Official says corporate tax rate too high

2011-08-30T07:00:00Z Official says corporate tax rate too highBy Steve Hoffman |

NORMAL — A U.S. Chamber of Commerce official told Twin City business leaders Monday that the federal corporate tax rate needs to be lowered to help the country compete better in a global economy.

But Caroline Harris, executive director of tax policy for the Washington, D.C.,-based U.S. Chamber, does not anticipate significant reform will come anytime soon.

That doesn’t make it any less important, Harris told a gathering of 160 people Monday at the McLean County Chamber of Commerce’s Economic Vision Luncheon, held at the Marriott Hotel and Conference Center in uptown Normal.

“The train’s leaving. We can either get on it, or stand here and wonder why people don’t want to be based in this country anymore, or are moving their headquarters.

“I think it’s essential to reform the tax code in order to help business to grow,” she said.

Harris pointed to the country’s 35 percent corporate tax rate, which has stayed steady for 25 years, while other countries have been steadily dropping rates. The worldwide average is in the 25 percent range.

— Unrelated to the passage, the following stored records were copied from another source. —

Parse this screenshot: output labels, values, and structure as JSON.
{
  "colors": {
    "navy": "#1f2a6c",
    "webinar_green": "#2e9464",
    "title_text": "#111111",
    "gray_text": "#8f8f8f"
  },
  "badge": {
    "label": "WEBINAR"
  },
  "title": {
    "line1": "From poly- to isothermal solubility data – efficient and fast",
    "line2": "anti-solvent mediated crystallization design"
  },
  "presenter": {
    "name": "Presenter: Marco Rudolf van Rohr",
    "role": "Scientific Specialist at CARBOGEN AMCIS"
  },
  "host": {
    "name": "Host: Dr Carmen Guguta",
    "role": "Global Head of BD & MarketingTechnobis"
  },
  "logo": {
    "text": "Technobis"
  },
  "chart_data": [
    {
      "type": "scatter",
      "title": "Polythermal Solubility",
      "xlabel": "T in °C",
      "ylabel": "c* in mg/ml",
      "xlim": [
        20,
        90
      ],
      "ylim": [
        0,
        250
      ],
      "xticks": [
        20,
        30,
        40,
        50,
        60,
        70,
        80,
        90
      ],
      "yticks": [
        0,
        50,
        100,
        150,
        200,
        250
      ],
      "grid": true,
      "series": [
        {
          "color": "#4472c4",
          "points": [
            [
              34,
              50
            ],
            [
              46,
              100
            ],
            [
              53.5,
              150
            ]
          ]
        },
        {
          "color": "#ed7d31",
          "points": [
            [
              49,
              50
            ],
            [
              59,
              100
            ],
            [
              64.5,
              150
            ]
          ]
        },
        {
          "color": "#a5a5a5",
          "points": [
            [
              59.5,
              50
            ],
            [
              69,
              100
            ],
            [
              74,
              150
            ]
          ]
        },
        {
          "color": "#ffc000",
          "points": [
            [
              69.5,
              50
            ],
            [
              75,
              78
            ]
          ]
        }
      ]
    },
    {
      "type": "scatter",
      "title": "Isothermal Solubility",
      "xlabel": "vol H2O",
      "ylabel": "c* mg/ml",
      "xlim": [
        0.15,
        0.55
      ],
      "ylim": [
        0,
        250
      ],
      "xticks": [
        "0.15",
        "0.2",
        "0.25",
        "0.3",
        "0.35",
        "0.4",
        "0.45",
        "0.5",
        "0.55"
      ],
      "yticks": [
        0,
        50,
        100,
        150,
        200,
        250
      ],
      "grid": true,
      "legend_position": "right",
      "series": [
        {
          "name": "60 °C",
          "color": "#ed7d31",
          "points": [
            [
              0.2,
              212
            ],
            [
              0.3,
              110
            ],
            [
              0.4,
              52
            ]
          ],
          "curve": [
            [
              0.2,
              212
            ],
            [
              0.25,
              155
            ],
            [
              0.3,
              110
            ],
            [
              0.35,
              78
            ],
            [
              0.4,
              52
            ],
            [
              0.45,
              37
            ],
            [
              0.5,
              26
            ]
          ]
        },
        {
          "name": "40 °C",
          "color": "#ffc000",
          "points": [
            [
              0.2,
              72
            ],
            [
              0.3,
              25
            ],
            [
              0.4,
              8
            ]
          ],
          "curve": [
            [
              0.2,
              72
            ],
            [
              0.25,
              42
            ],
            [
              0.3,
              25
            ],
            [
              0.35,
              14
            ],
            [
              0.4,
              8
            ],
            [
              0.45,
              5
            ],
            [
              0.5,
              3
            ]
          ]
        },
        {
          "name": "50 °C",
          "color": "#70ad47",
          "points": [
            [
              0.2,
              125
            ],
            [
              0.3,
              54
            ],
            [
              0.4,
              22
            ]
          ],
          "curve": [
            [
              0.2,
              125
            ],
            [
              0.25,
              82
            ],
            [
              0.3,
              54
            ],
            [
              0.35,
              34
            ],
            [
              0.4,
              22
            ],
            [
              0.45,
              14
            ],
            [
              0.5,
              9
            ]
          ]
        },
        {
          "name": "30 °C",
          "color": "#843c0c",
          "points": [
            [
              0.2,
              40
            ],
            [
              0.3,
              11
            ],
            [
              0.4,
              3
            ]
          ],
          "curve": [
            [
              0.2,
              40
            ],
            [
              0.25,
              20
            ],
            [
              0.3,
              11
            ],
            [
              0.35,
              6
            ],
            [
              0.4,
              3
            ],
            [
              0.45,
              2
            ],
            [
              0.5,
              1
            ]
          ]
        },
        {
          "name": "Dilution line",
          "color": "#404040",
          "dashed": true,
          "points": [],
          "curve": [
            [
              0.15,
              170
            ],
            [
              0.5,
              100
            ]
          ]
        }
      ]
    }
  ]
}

It also makes our tax rate the second-highest behind Japan, which raised its rate earlier this year to help recover from its tsunami.

Harris feels both tax reform and reducing the deficit are equally important in spurring business, but said spending cuts will come sooner thanks to the deficit reduction/debt ceiling compromise reached earlier this month in Congress.

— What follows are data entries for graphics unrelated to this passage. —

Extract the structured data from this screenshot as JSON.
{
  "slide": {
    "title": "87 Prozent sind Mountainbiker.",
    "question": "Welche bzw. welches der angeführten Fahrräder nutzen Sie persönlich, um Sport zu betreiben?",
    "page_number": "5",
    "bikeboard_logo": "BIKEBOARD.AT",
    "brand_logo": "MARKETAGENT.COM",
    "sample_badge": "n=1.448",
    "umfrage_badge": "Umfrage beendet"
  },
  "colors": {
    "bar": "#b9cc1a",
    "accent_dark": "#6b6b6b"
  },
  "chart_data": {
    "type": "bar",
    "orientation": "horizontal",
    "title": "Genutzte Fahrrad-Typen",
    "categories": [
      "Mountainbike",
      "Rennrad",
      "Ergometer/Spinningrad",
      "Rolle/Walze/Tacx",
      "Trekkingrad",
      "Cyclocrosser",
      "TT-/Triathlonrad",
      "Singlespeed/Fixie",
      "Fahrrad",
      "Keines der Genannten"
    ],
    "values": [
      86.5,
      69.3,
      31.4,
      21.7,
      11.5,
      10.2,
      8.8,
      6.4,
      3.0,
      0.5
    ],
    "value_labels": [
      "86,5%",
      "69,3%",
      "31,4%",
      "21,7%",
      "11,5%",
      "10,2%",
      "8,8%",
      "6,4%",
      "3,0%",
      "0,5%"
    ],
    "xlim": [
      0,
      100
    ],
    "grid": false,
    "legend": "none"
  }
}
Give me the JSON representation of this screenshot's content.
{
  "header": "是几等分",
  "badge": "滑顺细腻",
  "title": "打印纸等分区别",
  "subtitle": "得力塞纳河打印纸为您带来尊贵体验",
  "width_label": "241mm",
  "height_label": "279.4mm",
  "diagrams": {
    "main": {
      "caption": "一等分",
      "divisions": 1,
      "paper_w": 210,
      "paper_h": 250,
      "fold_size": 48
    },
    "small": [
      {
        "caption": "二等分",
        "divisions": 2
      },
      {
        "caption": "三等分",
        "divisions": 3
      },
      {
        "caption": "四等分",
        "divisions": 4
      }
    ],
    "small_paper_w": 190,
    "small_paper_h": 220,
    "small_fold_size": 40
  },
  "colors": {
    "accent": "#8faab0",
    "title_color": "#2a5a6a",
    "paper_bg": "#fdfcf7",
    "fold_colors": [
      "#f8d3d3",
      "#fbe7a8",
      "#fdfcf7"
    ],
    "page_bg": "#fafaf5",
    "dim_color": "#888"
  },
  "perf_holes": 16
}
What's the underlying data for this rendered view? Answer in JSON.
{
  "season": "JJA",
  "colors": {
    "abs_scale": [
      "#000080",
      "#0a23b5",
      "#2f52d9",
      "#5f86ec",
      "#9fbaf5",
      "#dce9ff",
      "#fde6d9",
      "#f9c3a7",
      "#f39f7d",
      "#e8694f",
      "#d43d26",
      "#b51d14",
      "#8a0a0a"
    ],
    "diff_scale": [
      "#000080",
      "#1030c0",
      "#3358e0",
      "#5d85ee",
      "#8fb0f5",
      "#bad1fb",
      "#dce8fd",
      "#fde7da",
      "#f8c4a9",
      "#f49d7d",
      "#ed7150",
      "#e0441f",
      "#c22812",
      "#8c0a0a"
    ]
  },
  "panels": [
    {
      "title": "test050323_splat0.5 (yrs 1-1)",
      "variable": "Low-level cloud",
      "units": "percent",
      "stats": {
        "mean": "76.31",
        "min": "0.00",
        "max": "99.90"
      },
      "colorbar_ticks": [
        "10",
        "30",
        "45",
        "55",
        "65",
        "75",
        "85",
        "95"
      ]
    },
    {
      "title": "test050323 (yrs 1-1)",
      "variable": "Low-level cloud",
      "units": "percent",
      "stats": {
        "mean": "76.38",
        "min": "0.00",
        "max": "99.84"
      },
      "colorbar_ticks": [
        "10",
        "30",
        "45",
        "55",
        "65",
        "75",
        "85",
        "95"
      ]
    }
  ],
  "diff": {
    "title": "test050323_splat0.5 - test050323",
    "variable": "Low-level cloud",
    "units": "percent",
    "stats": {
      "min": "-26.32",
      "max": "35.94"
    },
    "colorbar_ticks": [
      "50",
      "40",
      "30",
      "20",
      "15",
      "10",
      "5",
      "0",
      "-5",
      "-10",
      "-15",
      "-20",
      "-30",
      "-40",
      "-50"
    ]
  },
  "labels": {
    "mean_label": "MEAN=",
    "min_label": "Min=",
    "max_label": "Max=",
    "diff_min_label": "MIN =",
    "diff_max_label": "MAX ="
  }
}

A 12-member committee has been charged with finding $1.5 trillion in savings over the next 10 years. If a figure of at least $1.2 trillion is not agreed to by Congress by Dec. 23, automatic budget cuts will kick in Jan. 15.

“While deficit reduction is certainly not easy, you kind of have a base to work from there. Taxes are little bit harder, a little more contentious,” she said.

Harris also reviewed recent budget proposals from President Barack Obama, as well as some of the deficit-reduction plans of recent years that failed to reach Congress, such as last year’s recommendations from a bi-partisan deficit-reduction commission.

Charlie Moore, chief executive officer of the McLean County Chamber, said it is important for local businesses to keep up with national issues.

Winnie Feken, owner of Chuck’s Harley-Davidson in Bloomington, said she makes it a point to do so, and feels attitudes in Washington, D.C., are hurting her local business.

“It’s the uncertainty of our leadership. It’s affecting our customers,” said Feken. “It’s frightening.”